After months largely without live performance, the Saturday-night bill was a tonic for performers and audience. For the acts, because they’d been stuck online since spring and craved the sound of applause – “I cheekily took a few claps from the NHS clapping by the end,” joked Aisling Bea. And for audiences because this was a bumper lineup, reacquainting them not just with live comedy but with high-end standup eager to speak about our extraordinary times.

It needed to be compelling, mind you: this was a perishing night by the river, more Siberian winter than Indian summer. MC Kiri Pritchard-McLean had to warm us up, and she didn’t mess around, with a lowest-common-denominator intro featuring fart gags, a brusque way with her front-row stooges, and one too many jokes about the prissiness of middle-class audiences. Then came Hall, the grizzled, bleary American who gets more grizzled and bleary with age, addressing his wife’s bout of coronavirus (replete with a choice gag about her loss of taste) and Trump’s difficulties with spelling.
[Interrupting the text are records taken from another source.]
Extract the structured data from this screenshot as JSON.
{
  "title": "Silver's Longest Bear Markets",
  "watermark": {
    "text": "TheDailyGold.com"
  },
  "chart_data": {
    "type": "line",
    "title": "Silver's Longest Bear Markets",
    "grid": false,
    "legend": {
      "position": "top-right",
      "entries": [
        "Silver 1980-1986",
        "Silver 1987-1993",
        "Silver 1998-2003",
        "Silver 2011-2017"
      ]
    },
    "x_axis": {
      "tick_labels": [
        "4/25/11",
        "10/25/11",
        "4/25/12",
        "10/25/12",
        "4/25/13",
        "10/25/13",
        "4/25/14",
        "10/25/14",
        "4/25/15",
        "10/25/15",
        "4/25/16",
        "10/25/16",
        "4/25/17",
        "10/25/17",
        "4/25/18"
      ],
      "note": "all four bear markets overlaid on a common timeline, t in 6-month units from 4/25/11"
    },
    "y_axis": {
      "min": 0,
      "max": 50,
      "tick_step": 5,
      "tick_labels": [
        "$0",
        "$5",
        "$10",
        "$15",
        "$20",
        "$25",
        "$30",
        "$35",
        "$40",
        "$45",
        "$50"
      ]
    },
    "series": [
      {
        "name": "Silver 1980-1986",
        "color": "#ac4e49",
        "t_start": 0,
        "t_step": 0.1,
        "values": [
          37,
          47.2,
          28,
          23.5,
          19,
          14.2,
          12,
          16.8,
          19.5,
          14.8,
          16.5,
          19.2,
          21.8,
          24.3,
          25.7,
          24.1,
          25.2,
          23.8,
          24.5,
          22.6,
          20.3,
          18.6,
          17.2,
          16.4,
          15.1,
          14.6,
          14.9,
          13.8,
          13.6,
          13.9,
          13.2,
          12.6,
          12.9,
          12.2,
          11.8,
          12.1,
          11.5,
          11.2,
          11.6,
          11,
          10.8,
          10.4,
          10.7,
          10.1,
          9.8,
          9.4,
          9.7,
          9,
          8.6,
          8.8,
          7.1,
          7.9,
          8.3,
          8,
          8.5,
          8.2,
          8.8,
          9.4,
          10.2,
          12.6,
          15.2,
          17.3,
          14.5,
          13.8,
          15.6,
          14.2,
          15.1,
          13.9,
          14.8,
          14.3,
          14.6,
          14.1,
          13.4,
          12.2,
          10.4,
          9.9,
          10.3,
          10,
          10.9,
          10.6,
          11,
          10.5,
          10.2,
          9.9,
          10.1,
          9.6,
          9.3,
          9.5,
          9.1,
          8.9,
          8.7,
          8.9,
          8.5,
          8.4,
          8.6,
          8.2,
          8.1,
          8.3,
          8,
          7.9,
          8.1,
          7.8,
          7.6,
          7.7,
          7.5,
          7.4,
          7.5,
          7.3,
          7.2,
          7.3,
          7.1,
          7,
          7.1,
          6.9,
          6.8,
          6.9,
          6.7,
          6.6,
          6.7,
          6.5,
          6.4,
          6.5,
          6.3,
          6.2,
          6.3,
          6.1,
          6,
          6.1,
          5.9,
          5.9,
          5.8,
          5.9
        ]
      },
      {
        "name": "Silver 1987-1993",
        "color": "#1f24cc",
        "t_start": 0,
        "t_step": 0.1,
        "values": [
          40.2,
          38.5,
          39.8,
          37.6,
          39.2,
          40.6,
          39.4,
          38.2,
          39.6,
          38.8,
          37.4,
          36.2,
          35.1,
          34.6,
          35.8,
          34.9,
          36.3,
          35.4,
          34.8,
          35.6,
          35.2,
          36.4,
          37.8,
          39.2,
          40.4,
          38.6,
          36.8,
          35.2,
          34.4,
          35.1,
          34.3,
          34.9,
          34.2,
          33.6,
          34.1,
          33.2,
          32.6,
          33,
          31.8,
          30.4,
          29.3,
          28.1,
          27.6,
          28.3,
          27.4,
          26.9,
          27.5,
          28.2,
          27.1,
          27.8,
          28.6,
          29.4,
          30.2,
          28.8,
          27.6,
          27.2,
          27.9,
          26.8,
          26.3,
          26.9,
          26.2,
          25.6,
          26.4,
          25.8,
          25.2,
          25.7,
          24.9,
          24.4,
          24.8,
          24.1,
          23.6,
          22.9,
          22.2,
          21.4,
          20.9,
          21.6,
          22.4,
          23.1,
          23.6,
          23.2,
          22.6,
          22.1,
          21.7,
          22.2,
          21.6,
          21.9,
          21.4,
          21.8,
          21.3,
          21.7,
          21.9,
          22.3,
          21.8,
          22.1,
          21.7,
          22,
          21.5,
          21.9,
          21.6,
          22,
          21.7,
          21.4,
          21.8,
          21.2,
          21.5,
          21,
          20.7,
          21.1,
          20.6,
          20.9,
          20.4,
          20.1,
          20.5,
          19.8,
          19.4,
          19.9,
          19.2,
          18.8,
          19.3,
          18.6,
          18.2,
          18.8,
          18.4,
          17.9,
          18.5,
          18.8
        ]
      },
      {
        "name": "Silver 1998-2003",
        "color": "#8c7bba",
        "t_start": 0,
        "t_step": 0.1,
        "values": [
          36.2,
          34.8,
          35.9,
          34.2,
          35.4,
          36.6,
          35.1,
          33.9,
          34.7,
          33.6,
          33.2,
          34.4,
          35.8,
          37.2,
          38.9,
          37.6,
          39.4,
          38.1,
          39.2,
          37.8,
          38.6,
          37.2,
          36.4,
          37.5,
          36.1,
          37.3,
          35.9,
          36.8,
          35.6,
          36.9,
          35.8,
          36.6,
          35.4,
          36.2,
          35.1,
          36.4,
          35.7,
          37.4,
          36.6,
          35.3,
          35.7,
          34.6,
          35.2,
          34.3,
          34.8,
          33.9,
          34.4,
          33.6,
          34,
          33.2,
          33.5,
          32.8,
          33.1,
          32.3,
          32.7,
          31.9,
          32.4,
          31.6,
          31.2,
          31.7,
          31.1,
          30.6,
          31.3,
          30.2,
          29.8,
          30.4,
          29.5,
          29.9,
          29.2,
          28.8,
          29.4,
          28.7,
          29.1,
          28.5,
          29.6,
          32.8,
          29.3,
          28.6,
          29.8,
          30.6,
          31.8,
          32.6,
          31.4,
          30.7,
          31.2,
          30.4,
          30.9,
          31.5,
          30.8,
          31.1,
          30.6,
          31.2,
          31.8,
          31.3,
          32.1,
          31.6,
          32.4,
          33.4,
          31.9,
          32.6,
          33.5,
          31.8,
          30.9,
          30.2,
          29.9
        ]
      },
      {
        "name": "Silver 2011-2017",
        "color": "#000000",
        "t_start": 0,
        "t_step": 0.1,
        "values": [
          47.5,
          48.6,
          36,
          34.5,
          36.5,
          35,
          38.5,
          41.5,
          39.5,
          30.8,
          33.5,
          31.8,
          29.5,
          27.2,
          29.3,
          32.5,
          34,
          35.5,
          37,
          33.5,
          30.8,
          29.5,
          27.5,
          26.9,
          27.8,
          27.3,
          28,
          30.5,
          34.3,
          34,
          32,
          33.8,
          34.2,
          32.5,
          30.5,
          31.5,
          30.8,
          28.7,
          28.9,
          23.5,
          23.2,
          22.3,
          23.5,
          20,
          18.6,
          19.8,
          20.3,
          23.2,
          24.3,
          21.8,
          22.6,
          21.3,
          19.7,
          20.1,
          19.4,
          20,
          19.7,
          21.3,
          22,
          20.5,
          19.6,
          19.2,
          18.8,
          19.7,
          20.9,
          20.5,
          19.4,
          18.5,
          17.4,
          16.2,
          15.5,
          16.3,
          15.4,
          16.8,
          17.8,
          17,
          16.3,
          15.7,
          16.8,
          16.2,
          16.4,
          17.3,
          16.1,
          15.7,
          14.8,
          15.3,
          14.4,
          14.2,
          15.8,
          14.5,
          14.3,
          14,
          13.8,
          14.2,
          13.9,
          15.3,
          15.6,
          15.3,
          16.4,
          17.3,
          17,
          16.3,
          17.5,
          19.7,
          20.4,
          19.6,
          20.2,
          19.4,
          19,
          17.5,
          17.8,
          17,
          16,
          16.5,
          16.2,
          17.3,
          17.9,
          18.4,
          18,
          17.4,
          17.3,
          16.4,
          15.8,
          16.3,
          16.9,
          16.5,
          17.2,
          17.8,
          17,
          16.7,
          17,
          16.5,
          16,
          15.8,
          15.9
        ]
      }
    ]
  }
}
One letter out of place matters, he insisted, citing “Black Olives Matter” as evidence.

He ended with his trademark improvised songs, bespoke serenades for front-row punters. At their best, they feel like a gift to the live audience – but scarcely more so than Bea’s set, which showed that TV success (she won a Bafta for Channel 4’s This Way Up) has not cooled her standup fire. She’s just so endearing on stage, all funny voices, exaggerated eye rolls, and stealth truth-bombs concealed behind the cartoon goofballery.

It began as a set tailored to the present moment, as she compared face-mask and condom etiquette, joked about rebranding as a rightwing comic, and co-opted lockdown-era hit Normal People into a routine about Irish things becoming surprisingly cool. The contrast is stark with her own memories of the place, where same-sex relationships were deemed too hot for schoolchildren to handle even as the Messiah’s butchered, semi-naked body hung from every classroom wall. Cue chimes from a nearby church belfry, a gift to Bea (“I’m being heckled by Jesus!”), who ends with another godless memory about making Dairylea Lunchables from surplus “bodies of Christ”.

Can top-of-the-bill Sara Pascoe top that? She gives it a good go, with a set that’s light years from the social commentary in which she once majored. She broaches her new life as a married woman, struggling to model sexy lingerie for her husband, fretting about babies as the biological clock ticks – but loving her new dog. The baby routine is a standout, honouring Pascoe’s dilemma (Has she waited too long? Would she rather stay free?) without stinting on the laughs, notably via a droll detour into brain worms, those trivial thoughts that get stuck in your head and won’t dislodge.

She leaves us with a few of our own after a gig proving that live comedy isn’t just viable, but absolutely necessary.